Giunto qui, il poeta chiude la sua ode disordinata con una strofa, in cui mancano le finezze di Pindaro, ma nella quale rugge tutto l’impeto pindarico, che soltanto da un ardentissimo amor di patria poteva venire allo scorretto ed affrettato autore inspirato:

Ohi alfin giungesti splendida
Aurora di salvezza,
E de’ frementi popoli
Prorompe alfln l’ebrezza!
Oh ruggi, ruggi unanime
Indomito, immortale,
Ai scellerati Teutoni

Terribile, fatale
Ruggi o saluto italico
Ruggì dall’Alpe al mar!!!...

L’odio ai gesuiti, in Roma, era profondo e diffuso in tutte le classi, e basterebbero a provarlo le aspre censure che contro la Società di Loiola osa muovere, nella sua storia, il cattolico apostolico romano, e a Pio IX devotissimo sempre, dott. Benedetto Grandoni1.

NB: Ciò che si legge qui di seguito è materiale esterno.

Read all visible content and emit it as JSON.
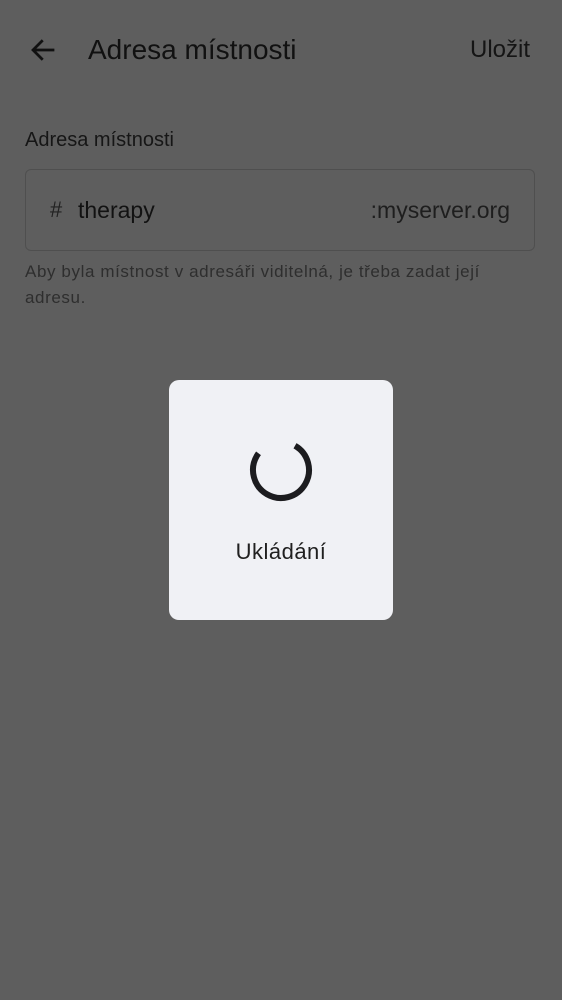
{
  "header": {
    "back_icon": "arrow-back-icon",
    "title": "Adresa místnosti",
    "save_label": "Uložit"
  },
  "address": {
    "label": "Adresa místnosti",
    "prefix": "#",
    "value": "therapy",
    "server": ":myserver.org",
    "helper": "Aby byla místnost v adresáři viditelná, je třeba zadat její adresu."
  },
  "dialog": {
    "icon": "spinner-icon",
    "message": "Ukládání"
  },
  "colors": {
    "scrim": "#5e5e5e",
    "dialog_background": "#f0f1f5"
  }
}
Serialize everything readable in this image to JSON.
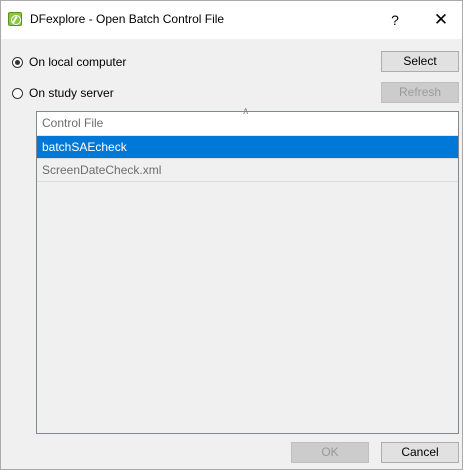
{
  "window": {
    "title": "DFexplore - Open Batch Control File",
    "help_label": "?",
    "close_label": "✕"
  },
  "source": {
    "local_label": "On local computer",
    "server_label": "On study server",
    "selected": "local"
  },
  "buttons": {
    "select": "Select",
    "refresh": "Refresh",
    "ok": "OK",
    "cancel": "Cancel"
  },
  "file_list": {
    "header": "Control File",
    "rows": [
      {
        "name": "batchSAEcheck",
        "selected": true
      },
      {
        "name": "ScreenDateCheck.xml",
        "selected": false
      }
    ]
  }
}
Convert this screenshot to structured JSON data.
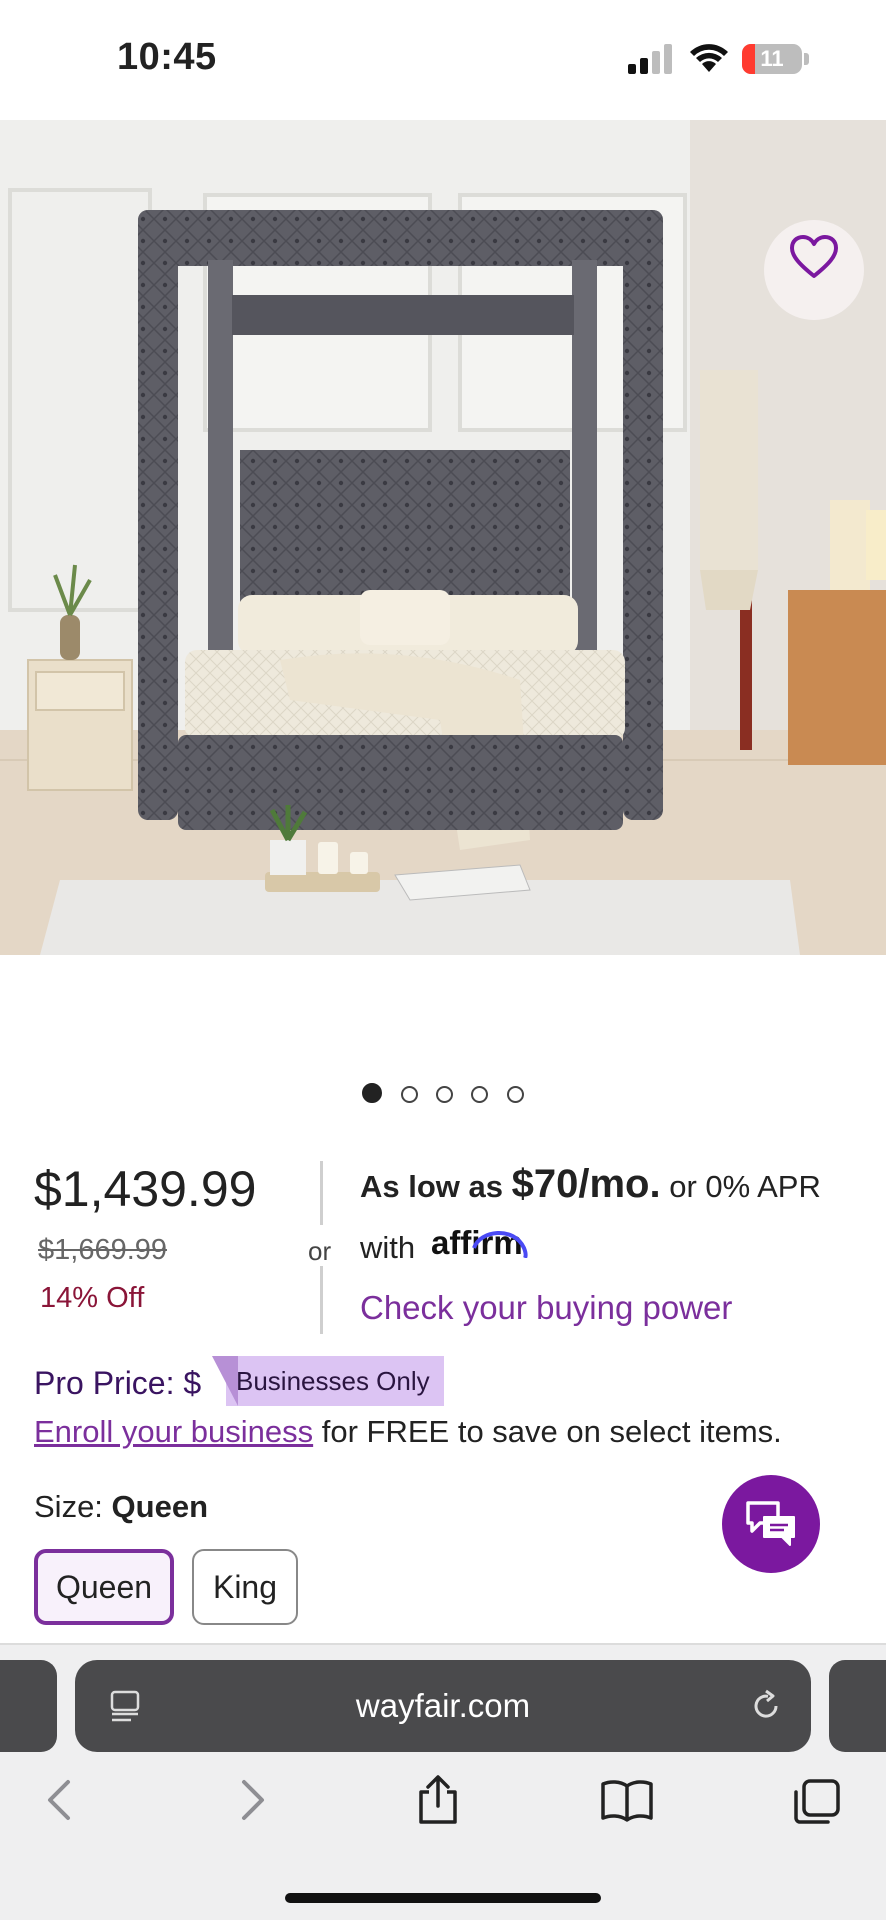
{
  "status_bar": {
    "time": "10:45",
    "battery": "11",
    "battery_level": 0.11
  },
  "product": {
    "price": "$1,439.99",
    "original_price": "$1,669.99",
    "discount": "14% Off",
    "image_count": 5,
    "active_image": 1
  },
  "financing": {
    "prefix": "As low as",
    "monthly": "$70/mo.",
    "suffix": "or 0% APR",
    "with": "with",
    "provider": "affirm",
    "link": "Check your buying power",
    "or": "or"
  },
  "pro_price": {
    "label": "Pro Price:",
    "masked_value": "$",
    "badge": "Businesses Only",
    "enroll_link": "Enroll your business",
    "enroll_text": "for FREE to save on select items."
  },
  "size": {
    "label": "Size:",
    "selected": "Queen",
    "options": [
      "Queen",
      "King"
    ]
  },
  "browser": {
    "url": "wayfair.com"
  },
  "colors": {
    "accent": "#7b2f9c",
    "discount": "#8a1538",
    "chat": "#7b189f"
  },
  "icons": [
    "heart-icon",
    "chat-icon",
    "reader-icon",
    "reload-icon",
    "back-icon",
    "forward-icon",
    "share-icon",
    "bookmarks-icon",
    "tabs-icon"
  ]
}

La stampa clandestina e le insistenti premure che facevano presso il Papa il conte Pellegrino Rossi, il padre Gioacchino Ventura, monsignor Corboli Bussi e il conte Pasolini, i soli liberali fra tutti coloro che più frequentemente vedevano il Pontefice e il cardinale Gizzi, indussero finalmente il Governo a pubblicare la legge sulla stampa il 15 marzo 1847. Una magra e tisica legge che - se fosse stata osservata - avrebbe lasciate ancora le manifestazioni dell’opinione pubblica per mezzo dei giornali in piena balia dei censori, che furono fissati nella legge nel numero di quattro e designati nelle persone del marchese Carlo Antici, del prof. Salvatore Betti, dell’abate Antonio Coppi e dell’avv. Giuseppe Vannutelli. Nella legge, oltre questo ufficio di censura preventivo per le materie amministrative, storiche e politiche, era conservato l’ufflcio di censura ecclesiastica per le materie religiose. Insomma una legge del ti vedo e non ti vedo, che recava l’impronta delle condizioni d’animo del Pontefice; contentare i liberali e non scontentare i reazionari, allentare alquanto le briglie, ma tenerle sempre strette in pugno

  1. B. Grandoni, op. cit., parte I, pagg. 18, 19 e 20.